This shirt. This shirt is doom shirt.
I bought it in April of 2009 from somewhere.
I hated the first time I wore it which was quite amazing. In the store, when I plucked it happily from the rack, I actually liked it.
Shirts are like appendages. Some are an auspicious extension of your being and they suit you well. These are the shirts that make you feel good. They provide a mental cloak of well-being. Wearing these shirts lightens your mood and injects a confident bounce in your step. Shirts can be magic. They can exude light and strength into your daily life. Such power is dispersed fairly, however, and other shirts bring only gloom and misery. Doom. This shirt is my doom shirt.
I gauge shirts by how much self-confidence they bleed through my skin when I wear them. Self-confidence is very important to me. I realize I have little, aesthetic-wise, to offer the standard issue chick, so the next step, the default self-comfort I allow myself in the face of such rejection, is a dose of self-confidence. When I am self-confident, I don’t care what anyone thinks of me and I am truly enraptured of my wonderful existence. Some shirts are more “cooperative” in facilitating this mindset.

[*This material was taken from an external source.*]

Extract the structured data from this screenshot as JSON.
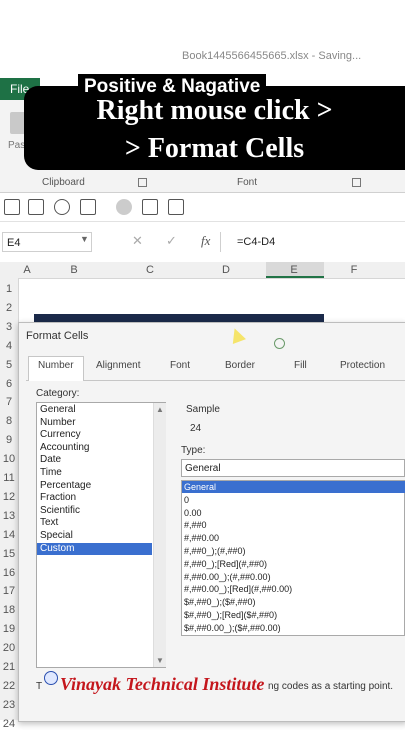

Granted, a shirt is just a matrix of threads and colors and my psyche is much more complex than this (or it should be), but never underestimate the power of a shirt!
Owing to the fact that I’m extremely cheap, I refuse to get rid of a shirt simply for the reason it has a tendency to wreck my self-esteem, such as the “Havana” shirt pictured above. I spent good money for this shirt and I will not simply throw it out. I must get my money’s worth and if I feel like utter crap when donning it, so be it.
I remember the first time I wore Havana (I name all my shirts, and this one is naturally named this). The instant I walked out of the house, I felt like crap. Havana never had a chance. It’s not an unusual shirt. It fits well, perhaps a little too loose around the middle and the sleeves aren’t as fitted as I prefer, but it’s nevertheless a good shirt. If anything, it should have a purely neutral effect on my state. Maybe it’s that shit-brown color. Perhaps it’s the loose fit. Or maybe it’s the horrible feedback (self-fulfilling prophecy?) I receive out in public when I wear it. The shirt does not like me and it lays a trail of rejection and invisibility before me when I wear it.
Today I wore Havana and I was resolved to feeling like crap for the day. This shirt is a commitment to doom. It’s an austere devotion to self-disgust. Before I put the shirt on, it occurred to me that I already felt like crap in the morning. I haven’t shaved in a week and I also decided to wear my worst pair of old 501s. They are old and style tragedies; when worn in combination with Havana, the combo is my unspoken gesture of throwing the towel in for the day. It’s as if I’m proclaiming, “I don’t care what I look like today, so in keeping with this downtrodden state of mind, I will further exacerbate my crummy mood by wearing the worst clothes in my closet!”
And it worked. At times, I secretly hope that the shirt rips or gets irreparably stained so I have a reason to throw it out. But until then, I am slave to my stinginess and muddled self-image.